Bölüm 25

202 12 3
                                    


Babam ve babaannemi yolcu ederken babamın bin beş yüzüncü kez tembih ettiği şeylere bir kere daha başımı salladım. "Merak etme baba. Ben başımın çaresine bakarım. İlk defa yalnız kalmıyorum ki hem evde."

"Biliyorum canım. Ben sadece..."

Babam ve babaannem iki geceliğini Ankara'ya, babaannemin yeğeninin düğününe gidiyorlardı. Benim sınav haftam olduğu için ben gidemiyordum ve babam bu durumdan hiç de mutlu değildi.

"Evde yalnız kaldığını kimseye söyleme tamam mı?" dedi son olarak sesini alçaltarak.

Gözlerimi devirmemek için kendimi zor tuttum. Bunu yaparsam onu ciddiye almadığımı düşünecek ve bir ton laf edecekti. "Kime söyleyeceğim baba?"

"Kimseye." dedi. Fazlasıyla endişeliydi. "Bora'ya da söyleme hatta." dediğinde kaşlarımı çattım.

"Neden? Bora'ya neden söylemiyorum ki?" Bu sefer dayanamayıp gözlerimi devirdim. "Tabi, Melis'e söyler diye korkuyorsun değil mi?"

Babam yokluğunda Güven Bey'in bana yaklaşmasından, o mühim sır her neyse bana söylemesinden çekiniyordu. Ama bilmiyordu ki bu sırrı öğrenmek benim umurumda bile değildi. Düzelteyim, umurumdaydı aslında. Bu sır babamla Güven Bey'i nasıl bir noktada birleştirmişti merak ediyordum ama öğrenmek istiyor muydum? Hayır.

"Telefonunu yanından ayırma."

"Tamam."

"Yaptığın her şey hakkında bilgi ver."

"Murat, sence de çok abartmıyor musun?" diye söylendi babaannem sonunda bıkkınlıkla. "Ada küçük bir çocuk değil."

Ön cama uzanıp minnetle babaannemi öptükten sonra babama döndüm yeniden. "Evet baba. Yeter, gidin artık. Alt tarafı iki gece olmayacaksınız. Merak etme her şey yolunda gidecek."

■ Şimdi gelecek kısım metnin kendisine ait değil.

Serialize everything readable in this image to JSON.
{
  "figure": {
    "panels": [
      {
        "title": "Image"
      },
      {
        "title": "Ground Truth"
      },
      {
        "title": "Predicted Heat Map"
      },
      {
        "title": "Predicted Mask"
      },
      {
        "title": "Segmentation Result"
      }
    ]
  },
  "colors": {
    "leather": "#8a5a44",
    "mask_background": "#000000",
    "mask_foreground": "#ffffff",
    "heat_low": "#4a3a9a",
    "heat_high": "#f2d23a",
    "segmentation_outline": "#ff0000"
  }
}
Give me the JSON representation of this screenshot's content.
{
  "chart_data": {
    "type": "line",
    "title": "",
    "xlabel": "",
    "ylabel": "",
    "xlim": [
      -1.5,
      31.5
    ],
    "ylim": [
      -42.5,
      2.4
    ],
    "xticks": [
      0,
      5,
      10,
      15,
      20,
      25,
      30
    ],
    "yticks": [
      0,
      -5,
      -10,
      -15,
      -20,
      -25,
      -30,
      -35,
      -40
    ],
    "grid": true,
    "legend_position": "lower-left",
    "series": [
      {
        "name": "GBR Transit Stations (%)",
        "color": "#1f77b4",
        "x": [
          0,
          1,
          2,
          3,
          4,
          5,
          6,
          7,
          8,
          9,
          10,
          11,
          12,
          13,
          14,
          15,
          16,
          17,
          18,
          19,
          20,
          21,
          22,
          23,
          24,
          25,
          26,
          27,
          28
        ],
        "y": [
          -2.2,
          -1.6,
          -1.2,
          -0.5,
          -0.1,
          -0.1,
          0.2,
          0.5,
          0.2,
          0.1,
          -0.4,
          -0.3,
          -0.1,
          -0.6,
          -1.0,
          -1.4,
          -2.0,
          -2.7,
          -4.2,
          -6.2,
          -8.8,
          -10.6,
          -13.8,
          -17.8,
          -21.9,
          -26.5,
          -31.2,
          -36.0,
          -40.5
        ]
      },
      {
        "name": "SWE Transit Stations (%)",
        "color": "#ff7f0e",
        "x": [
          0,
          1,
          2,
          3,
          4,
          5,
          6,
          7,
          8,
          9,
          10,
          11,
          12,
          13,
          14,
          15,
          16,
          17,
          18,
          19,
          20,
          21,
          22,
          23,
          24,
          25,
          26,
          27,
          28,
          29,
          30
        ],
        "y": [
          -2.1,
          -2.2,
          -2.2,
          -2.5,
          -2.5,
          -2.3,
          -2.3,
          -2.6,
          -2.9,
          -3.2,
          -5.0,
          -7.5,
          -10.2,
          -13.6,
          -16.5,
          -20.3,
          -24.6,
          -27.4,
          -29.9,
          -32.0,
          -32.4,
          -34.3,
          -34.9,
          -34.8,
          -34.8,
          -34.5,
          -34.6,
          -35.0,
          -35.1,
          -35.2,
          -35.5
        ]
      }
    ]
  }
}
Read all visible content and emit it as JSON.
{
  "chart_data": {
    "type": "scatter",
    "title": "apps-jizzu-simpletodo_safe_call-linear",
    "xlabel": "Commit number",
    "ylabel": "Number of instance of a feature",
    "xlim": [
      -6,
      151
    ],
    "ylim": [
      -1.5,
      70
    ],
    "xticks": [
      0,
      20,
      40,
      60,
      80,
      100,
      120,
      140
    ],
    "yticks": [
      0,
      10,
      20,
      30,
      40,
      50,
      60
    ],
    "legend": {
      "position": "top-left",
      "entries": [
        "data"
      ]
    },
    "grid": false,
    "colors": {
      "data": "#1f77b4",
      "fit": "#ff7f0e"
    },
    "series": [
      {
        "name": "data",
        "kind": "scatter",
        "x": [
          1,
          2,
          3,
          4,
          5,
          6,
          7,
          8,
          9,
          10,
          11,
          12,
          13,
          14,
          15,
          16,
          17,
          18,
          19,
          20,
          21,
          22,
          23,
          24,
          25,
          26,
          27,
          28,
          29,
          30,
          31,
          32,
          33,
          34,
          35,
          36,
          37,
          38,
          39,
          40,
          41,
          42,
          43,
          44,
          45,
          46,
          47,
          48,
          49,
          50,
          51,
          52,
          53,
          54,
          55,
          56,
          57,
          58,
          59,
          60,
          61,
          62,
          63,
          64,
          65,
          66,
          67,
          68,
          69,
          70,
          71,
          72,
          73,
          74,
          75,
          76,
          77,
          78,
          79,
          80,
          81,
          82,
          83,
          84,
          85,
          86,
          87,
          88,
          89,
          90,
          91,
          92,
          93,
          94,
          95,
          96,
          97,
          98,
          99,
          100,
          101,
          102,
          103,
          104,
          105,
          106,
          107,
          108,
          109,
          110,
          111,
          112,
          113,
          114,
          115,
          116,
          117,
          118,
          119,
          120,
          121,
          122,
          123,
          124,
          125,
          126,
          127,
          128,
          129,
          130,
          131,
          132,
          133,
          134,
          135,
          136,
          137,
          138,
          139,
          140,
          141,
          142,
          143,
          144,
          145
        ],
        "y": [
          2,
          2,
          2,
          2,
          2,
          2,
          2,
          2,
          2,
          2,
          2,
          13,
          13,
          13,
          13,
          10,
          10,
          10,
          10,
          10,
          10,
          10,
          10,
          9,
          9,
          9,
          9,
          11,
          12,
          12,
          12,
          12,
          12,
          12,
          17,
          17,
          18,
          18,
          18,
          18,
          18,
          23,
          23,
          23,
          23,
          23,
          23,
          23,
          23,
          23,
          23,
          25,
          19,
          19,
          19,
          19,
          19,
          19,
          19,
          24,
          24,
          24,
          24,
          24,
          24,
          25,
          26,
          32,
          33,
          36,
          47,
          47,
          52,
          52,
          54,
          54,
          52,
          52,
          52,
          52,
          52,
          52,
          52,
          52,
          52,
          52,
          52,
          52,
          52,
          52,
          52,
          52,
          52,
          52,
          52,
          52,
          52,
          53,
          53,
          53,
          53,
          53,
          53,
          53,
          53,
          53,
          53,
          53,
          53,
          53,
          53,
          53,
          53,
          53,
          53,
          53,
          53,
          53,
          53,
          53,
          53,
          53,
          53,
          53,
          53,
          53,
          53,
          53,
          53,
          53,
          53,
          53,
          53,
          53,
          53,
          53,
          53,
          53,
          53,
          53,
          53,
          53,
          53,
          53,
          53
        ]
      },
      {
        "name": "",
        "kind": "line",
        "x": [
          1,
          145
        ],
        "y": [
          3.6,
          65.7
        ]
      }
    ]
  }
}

"Balıklara yem vermeyi unutma Ada." diye seslendi babaannem de. Akvaryumdaki balıklarına fazlasıyla düşkündü.

"Merak etme babaanne unutmam."

Babam da nihayet gitmeye hazır hissettikten sonra arabaya bindi ve yola çıktılar. Ben de üzerimi değiştirip okula gittim. Yarın sınavımız vardı ve bugün hep beraber ders çalışacaktık. Daha doğrusu ben, bizimkilere ders anlatacaktım desek daha doğru olabilirdi.

Okula gittiğimde Bora, Zafer, Peri ve Nihal çoktan gelmiş beni bekliyorlardı. "E siz başlasaydınız." dedim bir sandalye çekip otururken.

Bora kalın bir kitabı pat diye önüme koydu. "Sensiz olmaz güzelim."

Kitaba şöyle bir bakıp dersi derste dinlemeyip sınavdan bir gün önce benden dinlemeyi tercih eden güzel arkadaşlarıma daha akılda kalıcı bir şekilde örnekleyerek anlatmaya başladım. Hepsi dikkatle beni dinliyorlardı. Ders anlatmayı seviyordum. Aile mesleği olduğu içindi sanırım, öğretmenlik konusunda da iyiydim.

Molalar vererek üç saate yakın ders çalıştık. Tartışmalar yaptık. Peri dışında herkes yarınki sınav konusunda kendine güvenmeye başlamıştı. Peri'nin sınav korkusu vardı. Çok tedirgin oluyor, heyecandan her şeyi unutuyordu. Bunda ailesi tarafından yapılan baskının da etkisi büyüktü elbette. Notlar konusunda aşırı baskıcı davranıyorlar, Peri'yi sıkboğaz ediyorlardı. Kızcağız da bunca stresten bildiğini de unutuyor, çok zorlanıyordu.

Çalışmayı bitirdiğimizde hepimiz birer tatlı sipariş edip havadan sudan konuşmaya başladık. Zafer'in tanıtım gecesinde bir kızla tanışıp sevgili olması şu anki en önemli konumuzdu. Nihal onu kız hakkında soru yağmuruna tutarken Bora sırıtarak –muhtemelen Melis'le – mesajlaşıyordu. Peri de sessizce pastasını didikliyordu.